One of the things that has kept the company afloat during tough times is its ethos. OgoSport is a mission-driven business and Williams and Fu hope that all employees may live the same creative, active lives that they want for their customers. Fu and Williams both have families of their own and know firsthand the importance of things like flex time. "I've been on a health kick lately," Fu says, "so I'm making time to go to the gym in the morning after I get the kids out the door, and that's important."
That mission also keeps them on track when deciding what products to pursue. "My brain works on atomic explosions," Williams says. "Maybe one-tenth of what I conceive is toy-driven and all of these other ideas come out that aren't relevant. That's the hard part." Fu says: "Whenever we have these new ideas, we compare the concept against our mission and quickly realize which will work and not work."
Only about one quarter of Williams's and Fu's time at OgoSport is spent designing; the rest is allocated to administrative details. "When I was in design school, I thought I could just focus on design. But that's not true when you start a business," Fu says. "Client management, vendor management, employee management, legal issues... I spend most of my day talking to people, and I didn't see myself doing that."
Fu lives in New York City and works out of the OgoSport headquarters in the Brooklyn Navy Yard, but Williams left the city and manages the development of new products and manufacturing from a farm in upstate New York.
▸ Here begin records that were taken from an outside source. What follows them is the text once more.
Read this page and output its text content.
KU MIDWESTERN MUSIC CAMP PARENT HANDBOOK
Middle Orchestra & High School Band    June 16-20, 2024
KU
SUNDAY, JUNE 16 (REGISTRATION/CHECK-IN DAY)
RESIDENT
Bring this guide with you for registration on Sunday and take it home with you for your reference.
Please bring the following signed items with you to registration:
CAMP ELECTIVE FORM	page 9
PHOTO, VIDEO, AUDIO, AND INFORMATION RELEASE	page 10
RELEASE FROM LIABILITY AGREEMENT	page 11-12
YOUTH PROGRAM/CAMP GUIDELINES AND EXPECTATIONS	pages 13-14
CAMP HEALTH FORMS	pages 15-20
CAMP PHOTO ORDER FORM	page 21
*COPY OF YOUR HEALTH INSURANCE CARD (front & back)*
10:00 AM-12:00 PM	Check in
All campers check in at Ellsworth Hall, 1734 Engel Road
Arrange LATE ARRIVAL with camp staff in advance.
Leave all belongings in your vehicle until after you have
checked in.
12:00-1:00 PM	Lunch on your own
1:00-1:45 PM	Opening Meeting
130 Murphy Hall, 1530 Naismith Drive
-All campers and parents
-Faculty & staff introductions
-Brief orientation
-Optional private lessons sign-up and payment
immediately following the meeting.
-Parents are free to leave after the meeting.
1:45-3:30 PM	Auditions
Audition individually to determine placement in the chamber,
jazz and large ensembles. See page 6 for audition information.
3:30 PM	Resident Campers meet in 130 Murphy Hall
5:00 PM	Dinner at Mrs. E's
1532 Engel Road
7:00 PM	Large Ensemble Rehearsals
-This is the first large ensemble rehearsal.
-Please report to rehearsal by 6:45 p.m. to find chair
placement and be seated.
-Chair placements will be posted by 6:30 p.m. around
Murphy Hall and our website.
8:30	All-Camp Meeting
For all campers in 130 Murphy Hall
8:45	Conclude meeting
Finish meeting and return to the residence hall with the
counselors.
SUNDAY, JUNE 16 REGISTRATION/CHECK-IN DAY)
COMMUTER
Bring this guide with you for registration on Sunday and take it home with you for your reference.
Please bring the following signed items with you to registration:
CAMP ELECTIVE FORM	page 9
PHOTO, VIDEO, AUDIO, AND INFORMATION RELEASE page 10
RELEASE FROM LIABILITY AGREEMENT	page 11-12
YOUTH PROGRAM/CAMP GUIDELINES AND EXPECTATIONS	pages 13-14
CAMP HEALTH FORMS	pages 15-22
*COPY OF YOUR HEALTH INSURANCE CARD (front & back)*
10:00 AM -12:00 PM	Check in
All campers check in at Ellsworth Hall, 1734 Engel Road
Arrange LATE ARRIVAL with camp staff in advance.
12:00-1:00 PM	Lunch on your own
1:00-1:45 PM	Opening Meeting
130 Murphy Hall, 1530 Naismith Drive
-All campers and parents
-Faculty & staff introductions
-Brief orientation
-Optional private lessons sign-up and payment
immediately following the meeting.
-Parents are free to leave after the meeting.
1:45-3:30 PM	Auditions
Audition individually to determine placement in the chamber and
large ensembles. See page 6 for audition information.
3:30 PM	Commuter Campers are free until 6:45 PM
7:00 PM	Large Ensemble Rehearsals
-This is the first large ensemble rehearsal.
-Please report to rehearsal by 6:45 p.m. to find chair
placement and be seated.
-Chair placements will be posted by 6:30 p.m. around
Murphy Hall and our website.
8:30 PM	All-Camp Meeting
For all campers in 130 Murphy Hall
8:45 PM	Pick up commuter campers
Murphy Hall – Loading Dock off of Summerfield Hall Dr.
He says he wakes around 6:00 a.m. and, once the kids are out of the house by 7:15, he's Skyping with vendors in China. "Then I really get going by 8:00 a.m.," he says. "This is an old house, the grass needs to mowed, trees are falling down. I have big chores to do every day. After lunch I telecommute with everyone at the office."
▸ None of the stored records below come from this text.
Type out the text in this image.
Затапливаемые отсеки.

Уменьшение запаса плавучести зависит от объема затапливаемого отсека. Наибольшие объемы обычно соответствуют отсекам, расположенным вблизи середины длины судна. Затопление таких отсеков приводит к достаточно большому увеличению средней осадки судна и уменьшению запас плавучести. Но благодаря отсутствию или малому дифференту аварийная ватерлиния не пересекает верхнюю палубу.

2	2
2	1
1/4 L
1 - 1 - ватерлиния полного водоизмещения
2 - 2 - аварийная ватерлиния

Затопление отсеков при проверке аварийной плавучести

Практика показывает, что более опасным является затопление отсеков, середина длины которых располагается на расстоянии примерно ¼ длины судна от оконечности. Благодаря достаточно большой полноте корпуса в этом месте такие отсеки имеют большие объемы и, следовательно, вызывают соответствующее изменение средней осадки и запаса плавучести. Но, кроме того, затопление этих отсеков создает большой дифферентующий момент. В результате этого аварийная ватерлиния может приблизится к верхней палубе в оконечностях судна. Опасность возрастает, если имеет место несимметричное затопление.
Williams says running a business is "like being in the kitchen, like making ten meals at once. You cannot be afraid to juggle stuff. The people who can handle chaos and channel that chaos in a constructive way, those are the people who are entrepreneurial. That's what's fun about what we do."
Fu adds that to start a business, you need to be comfortable with uncertainty. "Every year when we look at the next year's budget, I feel like we take a leap of faith," she says. "This is what's expected, this is what we hope for, but nothing is guaranteed."